Inappropriate effect size conversion
At least some of the effect sizes reported in the original articles were partial eta-squared \((\eta^2_p)\) estimates. The authors report converting these to Pearson’s r values using the formula for the conversion of eta-squared \((\eta^2)\). This erroneous, as \(\eta_p^2\) and \(\eta^2\) are different effect sizes.

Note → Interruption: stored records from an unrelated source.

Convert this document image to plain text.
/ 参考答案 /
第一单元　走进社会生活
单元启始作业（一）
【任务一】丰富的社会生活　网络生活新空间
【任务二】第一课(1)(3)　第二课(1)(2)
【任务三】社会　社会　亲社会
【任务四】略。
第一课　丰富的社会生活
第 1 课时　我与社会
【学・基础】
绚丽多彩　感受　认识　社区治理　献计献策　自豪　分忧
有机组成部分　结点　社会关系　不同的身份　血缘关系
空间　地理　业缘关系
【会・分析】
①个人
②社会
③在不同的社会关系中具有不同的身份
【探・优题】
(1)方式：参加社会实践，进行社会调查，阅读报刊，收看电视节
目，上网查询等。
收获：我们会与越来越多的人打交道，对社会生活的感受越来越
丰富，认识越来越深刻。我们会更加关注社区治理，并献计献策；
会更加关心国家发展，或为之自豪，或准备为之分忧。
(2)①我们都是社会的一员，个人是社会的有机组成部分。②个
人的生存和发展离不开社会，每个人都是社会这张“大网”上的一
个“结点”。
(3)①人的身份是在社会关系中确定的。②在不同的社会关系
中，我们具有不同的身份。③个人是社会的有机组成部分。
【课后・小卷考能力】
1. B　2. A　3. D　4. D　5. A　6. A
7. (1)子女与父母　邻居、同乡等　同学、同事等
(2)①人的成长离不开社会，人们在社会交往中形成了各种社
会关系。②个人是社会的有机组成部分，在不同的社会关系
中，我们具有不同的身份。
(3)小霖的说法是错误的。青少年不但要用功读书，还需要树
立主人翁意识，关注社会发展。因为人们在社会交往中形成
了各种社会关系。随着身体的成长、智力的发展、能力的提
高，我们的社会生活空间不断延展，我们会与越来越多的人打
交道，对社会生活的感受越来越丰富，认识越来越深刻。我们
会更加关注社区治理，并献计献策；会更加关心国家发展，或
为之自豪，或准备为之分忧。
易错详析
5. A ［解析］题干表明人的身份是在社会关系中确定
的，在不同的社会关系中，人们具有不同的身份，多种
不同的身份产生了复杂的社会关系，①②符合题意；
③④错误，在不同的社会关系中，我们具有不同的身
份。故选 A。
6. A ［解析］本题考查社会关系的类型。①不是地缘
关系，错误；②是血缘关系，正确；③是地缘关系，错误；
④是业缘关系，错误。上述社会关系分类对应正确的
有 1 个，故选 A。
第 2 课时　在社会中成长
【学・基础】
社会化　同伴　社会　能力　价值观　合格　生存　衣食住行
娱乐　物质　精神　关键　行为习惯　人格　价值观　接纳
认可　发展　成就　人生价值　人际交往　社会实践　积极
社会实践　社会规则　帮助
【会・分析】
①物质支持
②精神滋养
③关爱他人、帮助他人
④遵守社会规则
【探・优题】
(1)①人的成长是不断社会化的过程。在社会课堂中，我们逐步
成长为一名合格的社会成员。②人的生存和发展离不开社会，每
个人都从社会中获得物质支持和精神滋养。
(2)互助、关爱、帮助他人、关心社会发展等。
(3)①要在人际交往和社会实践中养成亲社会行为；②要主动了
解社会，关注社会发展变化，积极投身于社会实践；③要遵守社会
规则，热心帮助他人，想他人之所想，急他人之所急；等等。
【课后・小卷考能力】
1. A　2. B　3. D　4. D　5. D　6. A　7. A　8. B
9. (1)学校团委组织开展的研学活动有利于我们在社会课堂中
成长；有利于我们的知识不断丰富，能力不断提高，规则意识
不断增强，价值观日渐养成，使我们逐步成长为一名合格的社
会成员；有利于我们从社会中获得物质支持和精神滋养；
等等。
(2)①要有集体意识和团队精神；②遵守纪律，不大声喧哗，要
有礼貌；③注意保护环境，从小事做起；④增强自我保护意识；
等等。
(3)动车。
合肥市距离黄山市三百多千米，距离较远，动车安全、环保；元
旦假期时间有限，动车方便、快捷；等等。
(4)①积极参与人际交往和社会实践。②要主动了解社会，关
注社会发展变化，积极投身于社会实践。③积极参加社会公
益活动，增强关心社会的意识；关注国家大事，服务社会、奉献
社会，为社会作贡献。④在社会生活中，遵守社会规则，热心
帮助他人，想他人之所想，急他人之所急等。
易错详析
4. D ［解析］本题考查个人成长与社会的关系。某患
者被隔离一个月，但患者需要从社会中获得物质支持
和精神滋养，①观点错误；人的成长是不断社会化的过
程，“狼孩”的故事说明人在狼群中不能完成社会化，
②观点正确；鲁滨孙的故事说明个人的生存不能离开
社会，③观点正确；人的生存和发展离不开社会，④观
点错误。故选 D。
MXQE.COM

Not computationally reproducible
I attempted to reproduce the results using the effect sizes reported in the article and supplementary materials, and the scripts provided by Field and Gillett (2010) that are cited in Vahey, Nicholson, and Barnes-Holmes (2015). I tried many different approaches and variations but cannot reproduce the reported results. In particular, all attempts produced Credibility Intervals with a width of zero, [.47, .47], and most attempts produced a different mean effect size of r = .47.
Incorrect inclusions
The manuscript states that this is a meta-analysis of criterion validity, i.e., between the Implicit Relational Assessment Procedure (IRAP) and other clinically relevant criterion variables. However, 23 of the 56 individual effect sizes reported in the supplementary materials do not involve a variable other than the IRAP, ie they are taken from one sample t-tests that quantify the size of the IRAP effect, which is related to the different in reaction times between consistent and inconsistent blocks. These cannot provide evidence of the criterion validity of the IRAP, just as the magnitude of a Stroop effect or the mean score on a questionnaire cannot tell you about the criterion validity of those measures.
Incorrect omissions
I examined the same articles included in the meta-analysis for other effect sizes meeting the stated inclusion criteria. I found 308 additional effect sizes meeting criteria. These effect sizes were generally smaller than the included ones. An updated meta-analysis provides an effect size less than half of the size of the original: \(\bar{r}_{updated}=.22\), 95% CI [.15, .29], 95% CR [.22, .22], 95% PI [-.01, .42]; \(\bar{r}_{original}\) = .45, 95% CI [.40, .54], 95% CR [.23, .67].
Conclusion
The results of Vahey, Nicholson, and Barnes-Holmes (2015) were found to have poor reproducibility at almost every stage of the analytic strategy. In aggregate, these seriously undermine the credibility and utility of the conclusions and recommendations of the origin. Recalculated results suggested that the compound impact of the errors reduced the meta-effect size to less than half the original result (\(\bar{r}=.22\) vs. \(\bar{r}=.45\)) and increased the sample size recommendations by more than 15 times the original results (minimum N = 37 vs. 346). Vahey, Nicholson, and Barnes-Holmes (2015) therefore requires substantial correction at minimum, and researchers should not use it for sample size planning. The editor of the journal has declined to initiate such a correction or retraction of the original article, apparently in violation of COPE guidelines.